The article titled “The Hormuz Trap: Why Indian Importers Don’t Have to Pay the War Surcharge” examines the legal and commercial implications of war-risk surcharges imposed amid escalating geopolitical tensions in the Strait of Hormuz. It analyses whether Indian importers can be compelled to bear these additional costs under Cost, Insurance and Freight (CIF) contracts, explaining how contractual allocation of risk determines liability for such expenses. In doing so, it provides practical guidance for businesses navigating uncertainty in international trade.
The article discusses the distinction between legitimate increases in shipping costs and unilateral surcharges imposed without a contractual basis. It further explores the rights and obligations of parties under international trade contracts, emphasising that heightened geopolitical risk does not automatically entitle carriers or suppliers to recover additional costs from buyers unless expressly permitted under the governing agreement. It reinforces the principle that contractual terms, rather than commercial practice alone, govern financial liability between parties.
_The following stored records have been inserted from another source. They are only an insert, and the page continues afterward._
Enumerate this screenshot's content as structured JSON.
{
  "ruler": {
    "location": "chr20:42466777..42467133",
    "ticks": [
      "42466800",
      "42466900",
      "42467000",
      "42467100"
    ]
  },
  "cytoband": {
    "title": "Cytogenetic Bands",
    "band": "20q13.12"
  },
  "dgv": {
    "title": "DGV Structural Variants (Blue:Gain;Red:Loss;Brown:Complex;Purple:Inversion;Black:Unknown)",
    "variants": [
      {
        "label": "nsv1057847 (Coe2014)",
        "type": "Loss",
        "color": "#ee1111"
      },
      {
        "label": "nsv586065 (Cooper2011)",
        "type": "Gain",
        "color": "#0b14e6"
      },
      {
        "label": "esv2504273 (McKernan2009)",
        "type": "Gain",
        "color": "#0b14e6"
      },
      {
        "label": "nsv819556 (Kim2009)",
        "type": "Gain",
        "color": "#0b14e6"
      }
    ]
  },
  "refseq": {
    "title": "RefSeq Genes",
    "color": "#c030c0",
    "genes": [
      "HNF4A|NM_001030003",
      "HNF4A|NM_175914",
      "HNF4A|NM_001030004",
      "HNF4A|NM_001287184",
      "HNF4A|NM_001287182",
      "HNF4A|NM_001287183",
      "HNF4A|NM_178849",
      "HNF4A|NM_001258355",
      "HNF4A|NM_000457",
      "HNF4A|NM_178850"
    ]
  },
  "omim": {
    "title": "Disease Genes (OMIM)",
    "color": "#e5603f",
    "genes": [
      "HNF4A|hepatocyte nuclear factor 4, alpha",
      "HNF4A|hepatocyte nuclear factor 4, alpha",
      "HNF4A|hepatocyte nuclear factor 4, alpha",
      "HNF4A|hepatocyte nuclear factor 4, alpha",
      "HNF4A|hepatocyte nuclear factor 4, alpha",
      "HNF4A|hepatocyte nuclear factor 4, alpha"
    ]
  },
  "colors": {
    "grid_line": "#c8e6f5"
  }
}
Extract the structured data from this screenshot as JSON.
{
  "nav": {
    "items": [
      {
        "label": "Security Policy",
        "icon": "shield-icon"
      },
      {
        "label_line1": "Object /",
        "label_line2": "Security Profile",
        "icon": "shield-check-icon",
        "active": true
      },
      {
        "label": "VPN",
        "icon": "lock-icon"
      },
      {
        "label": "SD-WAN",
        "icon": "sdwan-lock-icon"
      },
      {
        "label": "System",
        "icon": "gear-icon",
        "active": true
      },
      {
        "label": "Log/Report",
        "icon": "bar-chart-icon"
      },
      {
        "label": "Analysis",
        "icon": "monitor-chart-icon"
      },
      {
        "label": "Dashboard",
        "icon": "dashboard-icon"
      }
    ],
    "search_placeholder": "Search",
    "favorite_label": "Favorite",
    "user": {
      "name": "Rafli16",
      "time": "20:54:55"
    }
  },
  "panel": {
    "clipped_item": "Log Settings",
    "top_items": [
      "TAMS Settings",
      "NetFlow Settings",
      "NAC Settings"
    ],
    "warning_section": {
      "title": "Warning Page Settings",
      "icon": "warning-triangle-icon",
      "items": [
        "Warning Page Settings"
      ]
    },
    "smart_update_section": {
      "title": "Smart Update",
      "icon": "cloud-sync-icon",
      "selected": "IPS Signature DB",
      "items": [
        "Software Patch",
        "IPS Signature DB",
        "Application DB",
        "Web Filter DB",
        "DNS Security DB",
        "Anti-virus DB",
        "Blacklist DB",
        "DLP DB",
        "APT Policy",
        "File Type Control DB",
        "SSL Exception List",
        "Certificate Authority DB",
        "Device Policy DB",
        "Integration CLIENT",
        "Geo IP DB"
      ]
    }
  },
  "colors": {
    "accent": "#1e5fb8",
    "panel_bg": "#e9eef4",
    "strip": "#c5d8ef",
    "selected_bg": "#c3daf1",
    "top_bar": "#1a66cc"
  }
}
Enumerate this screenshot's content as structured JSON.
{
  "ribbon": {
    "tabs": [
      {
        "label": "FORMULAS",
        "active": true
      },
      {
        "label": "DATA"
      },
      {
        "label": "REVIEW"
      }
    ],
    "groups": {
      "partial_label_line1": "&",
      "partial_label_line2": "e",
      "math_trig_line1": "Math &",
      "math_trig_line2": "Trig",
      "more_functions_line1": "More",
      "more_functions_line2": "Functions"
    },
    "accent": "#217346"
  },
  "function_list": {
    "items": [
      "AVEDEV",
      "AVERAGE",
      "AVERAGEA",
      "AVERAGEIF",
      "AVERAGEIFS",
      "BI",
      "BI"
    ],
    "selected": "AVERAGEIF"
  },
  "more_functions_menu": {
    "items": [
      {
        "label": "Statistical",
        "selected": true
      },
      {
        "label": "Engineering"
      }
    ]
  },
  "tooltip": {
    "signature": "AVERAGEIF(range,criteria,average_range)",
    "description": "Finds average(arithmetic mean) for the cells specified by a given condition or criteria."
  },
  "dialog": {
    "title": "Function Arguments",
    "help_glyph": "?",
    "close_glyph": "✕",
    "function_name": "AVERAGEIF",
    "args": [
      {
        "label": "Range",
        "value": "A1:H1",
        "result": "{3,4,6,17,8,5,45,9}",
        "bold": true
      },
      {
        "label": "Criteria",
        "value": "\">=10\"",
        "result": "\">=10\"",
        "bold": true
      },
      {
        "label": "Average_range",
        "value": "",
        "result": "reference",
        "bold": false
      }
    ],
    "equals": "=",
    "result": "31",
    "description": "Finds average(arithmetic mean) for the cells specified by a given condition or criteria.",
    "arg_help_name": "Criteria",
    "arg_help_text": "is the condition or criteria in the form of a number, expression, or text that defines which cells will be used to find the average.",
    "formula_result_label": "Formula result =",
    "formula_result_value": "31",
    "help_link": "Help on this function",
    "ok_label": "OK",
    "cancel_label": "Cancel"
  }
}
Additionally, the article highlights the importance of careful contractual drafting and proactive risk management in cross-border transactions. It underscores the need for businesses to review freight terms, force majeure provisions, insurance arrangements, and cost-allocation clauses before accepting demands for war-related surcharges. The article concludes that while geopolitical conflicts may disrupt global supply chains and increase operational costs, liability for such expenses remains a matter of contractual rights, underscoring the value of robust legal planning in international commerce.